L’auteur analyse l’impuissance croissante de l’Europe, patente au sommet climatique de Copenhague et le basculement du pouvoir vers le Pacifique.

(….) « Pendant plus de 50 ans après 1945, il y avait cinq grandes forces motrices du projet européen. C’étaient : le souvenir de la guerre, un souvenir personnel profondément motivant jusqu’à la génération d’Helmut Kohl et de François Mitterrand ; la menace soviétique à l’Europe occidentale et le désir des peuples d’Europe Centrale et de l’Est d’échapper à la domination soviétique et de trouver la liberté et la sécurité ; le soutien américain à l’intégration européenne en réponse à la menace soviétique ; la République Fédérale d’Allemagne, désireuse de réhabiliter l’Allemagne post-nazi au sein de la famille européenne et aussi de gagner le soutien des voisins européens à la réunification allemande ; et la France, avec son ambition ambivalente pour une Europe menée par la France. Ces cinq forces motrices sont maintenant absentes ou grandement affaiblies.
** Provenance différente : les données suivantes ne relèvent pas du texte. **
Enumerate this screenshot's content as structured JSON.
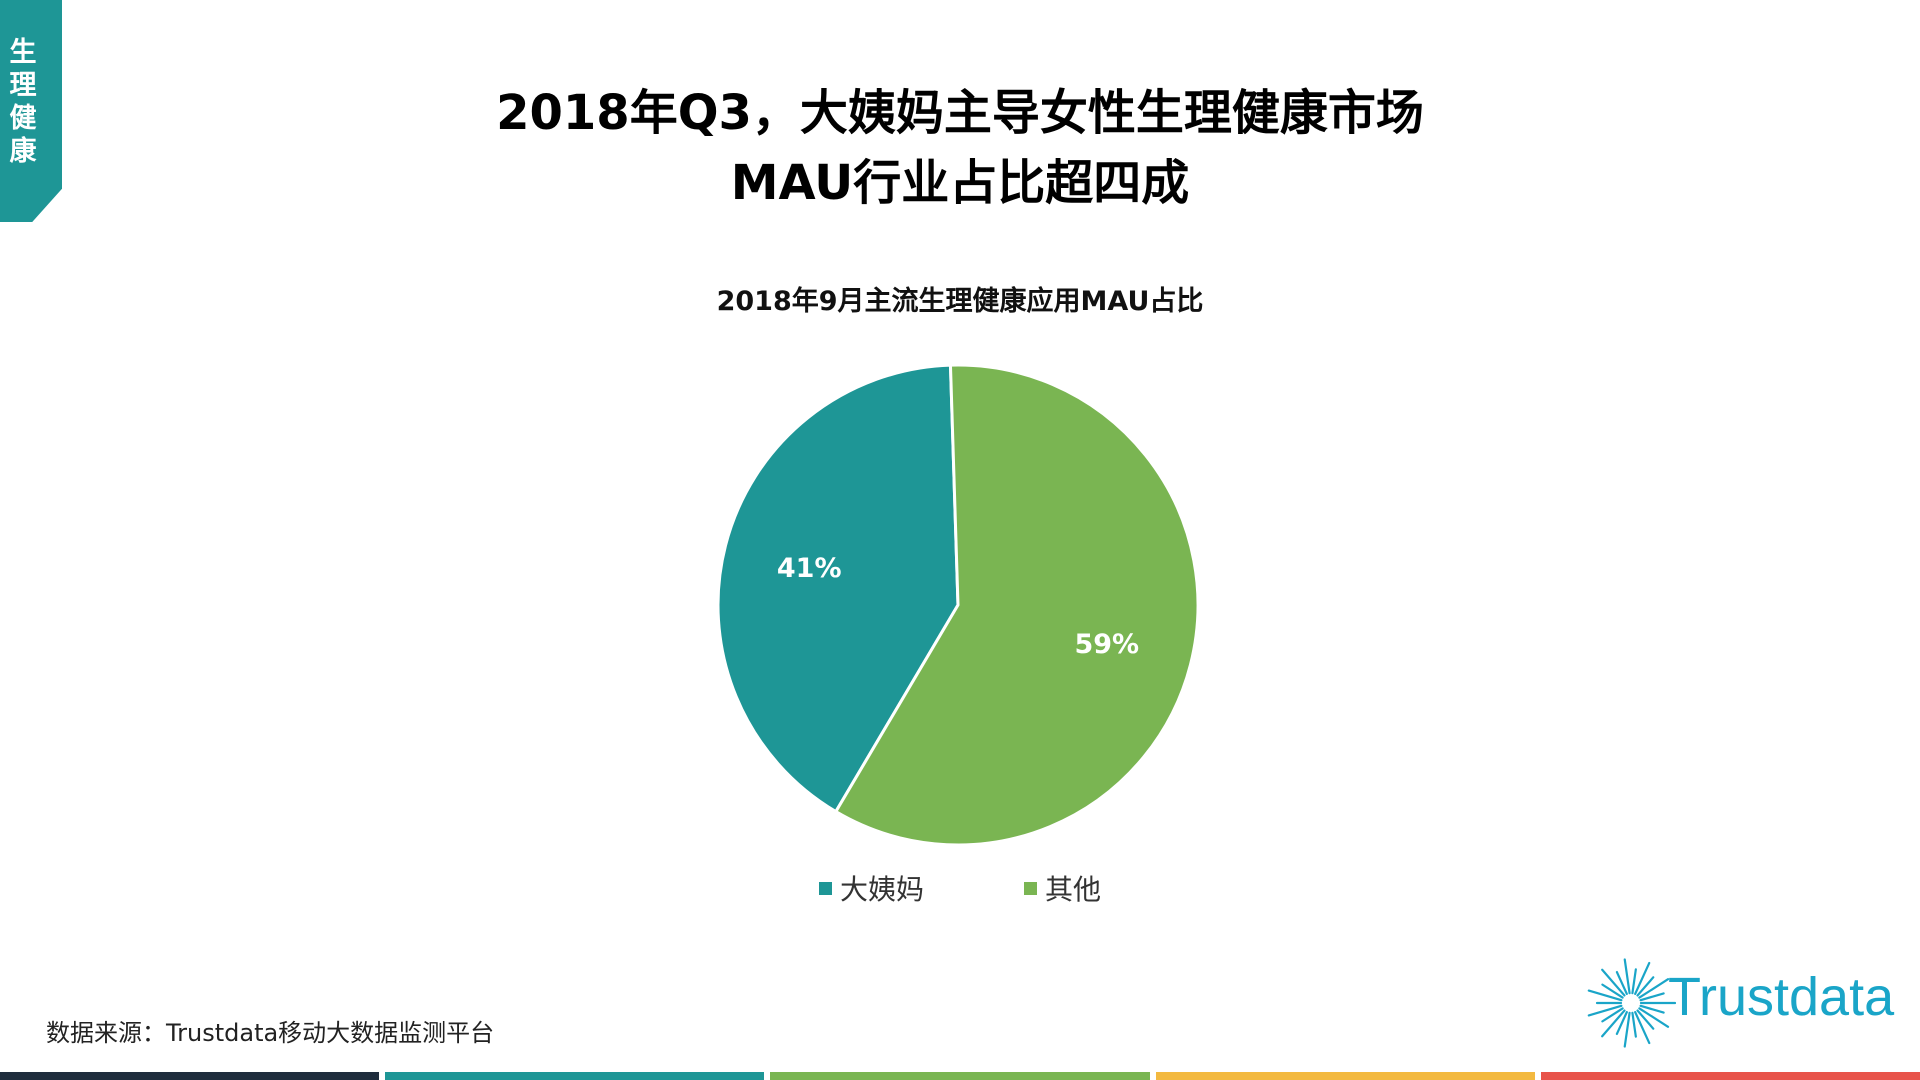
{
  "side_tab": {
    "label": "生\n理\n健\n康",
    "color": "#1e9696"
  },
  "title": {
    "line1": "2018年Q3，大姨妈主导女性生理健康市场",
    "line2": "MAU行业占比超四成"
  },
  "chart_data": {
    "type": "pie",
    "title": "2018年9月主流生理健康应用MAU占比",
    "slices": [
      {
        "label": "大姨妈",
        "value": 41,
        "display": "41%",
        "color": "#1e9696"
      },
      {
        "label": "其他",
        "value": 59,
        "display": "59%",
        "color": "#7ab552"
      }
    ],
    "legend_position": "bottom"
  },
  "source": "数据来源：Trustdata移动大数据监测平台",
  "logo": {
    "text": "Trustdata",
    "icon": "sunburst-icon",
    "color": "#1aa5c8"
  },
  "footer_colors": [
    "#1f2d3d",
    "#1e9696",
    "#7ab552",
    "#f3b940",
    "#e8534a"
  ]
}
A la place, nous avons un ensemble de nouvelles raisons pour le projet. Elles incluent des défis mondiaux comme le réchauffement climatique et le système financier mondialisé, qui ont un impact croissant sur les vies de nos citoyens, et les pouvoirs émergents d’un monde multipolaire. Dans un monde de géants, elles aident à être un géant soi-même. Mais des raisons, un raisonnement intellectuel, n’est pas la même chose qu’une force motrice affective, fondée sur l’expérience personnelle directe et un sens immédiat de menace. Nous n’avons pas ce sentiment dans l’Europe d’aujourd’hui. Tant si l’on considère leur niveau de vie que leur qualité de vie, les Européens ne se sont jamais si bien portés. Ils ne se rendent pas compte à quel degré de radicalité les choses doivent changer de manière à ce qu’elles puissent rester les mêmes.

Il faudrait un nouveau Winston Churchill pour expliquer cela à tous les Européens, dans la poésie du « sang, sueur et larmes ». Au lieu de cela, nous avons Angla Merkel, Nicolas Sarkozy, Silvio Berlusconi et maintenant David Cameron (…) D’où alors viendra le dynamisme ? Je ne sais pas. Oui, je suis passé à travers de nombreux moments d’europessimisme auparavant ; il y a eu de tels moments aussi loin que je me souvienne. Chaque fois l’Europe est sortie des ornières d’une manière ou d’une autre, pour faire un autre pas en avant. Les concurrents mondiaux de l’Europe ont tous leur lot de gros problèmes. Dans 10 ans, les historiens vont peut-être regarder en arrière et rire de l’Euroscepticisme de 2010. Mais seulement si l’Europe s’éveille au monde dans lequel nous sommes.

Europe, éveille-toi ! »

Photo « transhumances » : gisant dans la cathédrale de Lincoln

La Grande Bretagne plus européenne ?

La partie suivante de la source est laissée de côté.